Upaya tersebut dibahas dalam Webinar Diseminasi Nasional AI in Health Care Project yang digelar secara hibrida di Lombok Astoria, Mataram, Nusa Tenggara Barat.
Kembangkan tiga teknologi berbasis AI
Proyek kolaboratif yang melibatkan Summit Institute for Development (SUMMIT), BRIN, CSIRO Australia, dan Universitas Mataram (UNRAM) dengan dukungan KONEKSI – Australia-Indonesia Knowledge Partnership itu berangkat dari kebutuhan pengelolaan data kesehatan ibu yang sebagian masih dilakukan secara manual.
Dalam proyek tersebut dikembangkan tiga komponen teknologi yang saling terhubung, yakni Bunda Optical Character Recognition (OCR), AI Predictive Dashboard, dan AI Personalized Message.
Bunda OCR membantu bidan mengubah informasi dalam Buku KIA menjadi data digital sehingga mengurangi pemindahan data secara manual.
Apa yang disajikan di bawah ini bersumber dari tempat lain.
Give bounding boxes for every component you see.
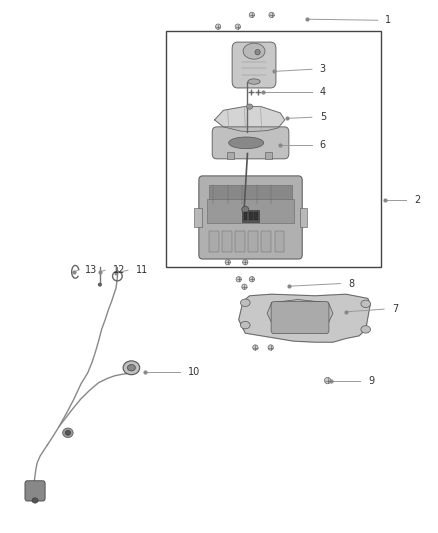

Data tersebut selanjutnya dapat dimanfaatkan melalui AI Predictive Dashboard sebagai alat pendukung keputusan bagi tenaga kesehatan untuk memantau kondisi kehamilan, mengenali risiko, menentukan prioritas pelayanan, dan mendukung tindak lanjut.
Sementara itu, AI Personalized Message menggunakan WhatsApp untuk menyampaikan informasi dan edukasi kesehatan yang lebih relevan kepada ibu hamil.
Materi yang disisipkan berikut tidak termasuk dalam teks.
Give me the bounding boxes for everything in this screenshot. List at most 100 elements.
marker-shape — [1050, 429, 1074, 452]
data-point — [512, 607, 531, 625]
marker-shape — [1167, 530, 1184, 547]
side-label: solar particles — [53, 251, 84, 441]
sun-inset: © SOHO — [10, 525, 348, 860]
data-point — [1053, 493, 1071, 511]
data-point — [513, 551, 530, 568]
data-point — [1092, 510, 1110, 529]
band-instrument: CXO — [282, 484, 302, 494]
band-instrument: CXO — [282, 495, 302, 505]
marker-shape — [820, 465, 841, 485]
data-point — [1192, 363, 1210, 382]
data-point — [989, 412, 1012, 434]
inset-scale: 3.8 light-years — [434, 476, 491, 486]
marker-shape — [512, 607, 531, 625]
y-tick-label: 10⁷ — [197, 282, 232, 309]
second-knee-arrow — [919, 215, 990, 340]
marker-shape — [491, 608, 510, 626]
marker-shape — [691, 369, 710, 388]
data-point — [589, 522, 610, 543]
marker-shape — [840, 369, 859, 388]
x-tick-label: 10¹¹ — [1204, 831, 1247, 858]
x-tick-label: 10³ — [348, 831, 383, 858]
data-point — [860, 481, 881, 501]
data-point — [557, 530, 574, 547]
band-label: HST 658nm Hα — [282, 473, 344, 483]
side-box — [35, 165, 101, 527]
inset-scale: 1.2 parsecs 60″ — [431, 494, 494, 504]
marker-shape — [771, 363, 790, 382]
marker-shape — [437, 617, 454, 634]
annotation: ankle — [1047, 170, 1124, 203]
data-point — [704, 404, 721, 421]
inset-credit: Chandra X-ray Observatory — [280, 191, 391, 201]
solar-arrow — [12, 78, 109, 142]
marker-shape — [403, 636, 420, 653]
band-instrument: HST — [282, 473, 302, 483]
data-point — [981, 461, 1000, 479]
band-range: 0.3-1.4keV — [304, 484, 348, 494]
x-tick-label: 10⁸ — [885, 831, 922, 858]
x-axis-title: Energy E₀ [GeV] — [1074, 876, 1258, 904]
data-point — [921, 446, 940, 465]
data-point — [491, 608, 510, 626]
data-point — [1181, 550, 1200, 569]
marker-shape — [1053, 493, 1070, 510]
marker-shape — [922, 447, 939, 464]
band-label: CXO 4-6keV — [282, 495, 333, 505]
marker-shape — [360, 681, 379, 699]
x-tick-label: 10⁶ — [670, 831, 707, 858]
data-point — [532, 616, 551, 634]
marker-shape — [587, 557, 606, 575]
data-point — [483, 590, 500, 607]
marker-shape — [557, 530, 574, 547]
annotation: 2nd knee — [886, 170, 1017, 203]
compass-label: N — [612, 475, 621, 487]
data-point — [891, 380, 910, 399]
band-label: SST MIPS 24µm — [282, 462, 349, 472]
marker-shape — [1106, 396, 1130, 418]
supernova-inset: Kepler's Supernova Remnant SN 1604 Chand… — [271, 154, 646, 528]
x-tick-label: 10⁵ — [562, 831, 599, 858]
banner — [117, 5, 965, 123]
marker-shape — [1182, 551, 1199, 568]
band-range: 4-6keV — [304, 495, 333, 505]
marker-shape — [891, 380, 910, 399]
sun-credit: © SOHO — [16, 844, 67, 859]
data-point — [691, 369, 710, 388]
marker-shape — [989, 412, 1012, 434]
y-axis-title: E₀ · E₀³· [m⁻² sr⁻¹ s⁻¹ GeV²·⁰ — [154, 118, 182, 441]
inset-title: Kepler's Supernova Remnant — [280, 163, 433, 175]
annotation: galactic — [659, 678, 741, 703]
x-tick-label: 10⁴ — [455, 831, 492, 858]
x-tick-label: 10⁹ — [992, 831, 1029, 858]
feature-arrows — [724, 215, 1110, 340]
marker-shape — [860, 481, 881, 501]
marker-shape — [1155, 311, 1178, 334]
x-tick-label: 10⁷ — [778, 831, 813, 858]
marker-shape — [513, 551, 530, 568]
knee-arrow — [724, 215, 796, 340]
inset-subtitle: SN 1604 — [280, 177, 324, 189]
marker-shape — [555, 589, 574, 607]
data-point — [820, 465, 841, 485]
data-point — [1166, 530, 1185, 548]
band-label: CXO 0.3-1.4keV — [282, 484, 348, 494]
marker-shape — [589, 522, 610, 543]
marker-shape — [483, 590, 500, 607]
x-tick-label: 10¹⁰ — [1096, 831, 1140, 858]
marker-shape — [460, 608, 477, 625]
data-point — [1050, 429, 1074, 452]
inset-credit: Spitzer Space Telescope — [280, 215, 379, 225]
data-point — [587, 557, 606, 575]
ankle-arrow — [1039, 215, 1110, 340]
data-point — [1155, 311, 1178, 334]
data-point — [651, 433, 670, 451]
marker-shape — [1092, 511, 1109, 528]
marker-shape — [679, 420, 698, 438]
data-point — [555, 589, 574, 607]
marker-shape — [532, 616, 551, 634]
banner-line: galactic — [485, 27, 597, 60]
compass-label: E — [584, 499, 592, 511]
CEO Summit Institute for Development Yuni Dwi Setiyawati, 29/8/2026, mengatakan pengembangan teknologi tersebut didorong kebutuhan agar data kesehatan yang tersedia dapat dimanfaatkan secara optimal.
Ia menilai digitalisasi data manual dapat membantu tenaga kesehatan memperoleh informasi dan memberikan respons secara lebih cepat.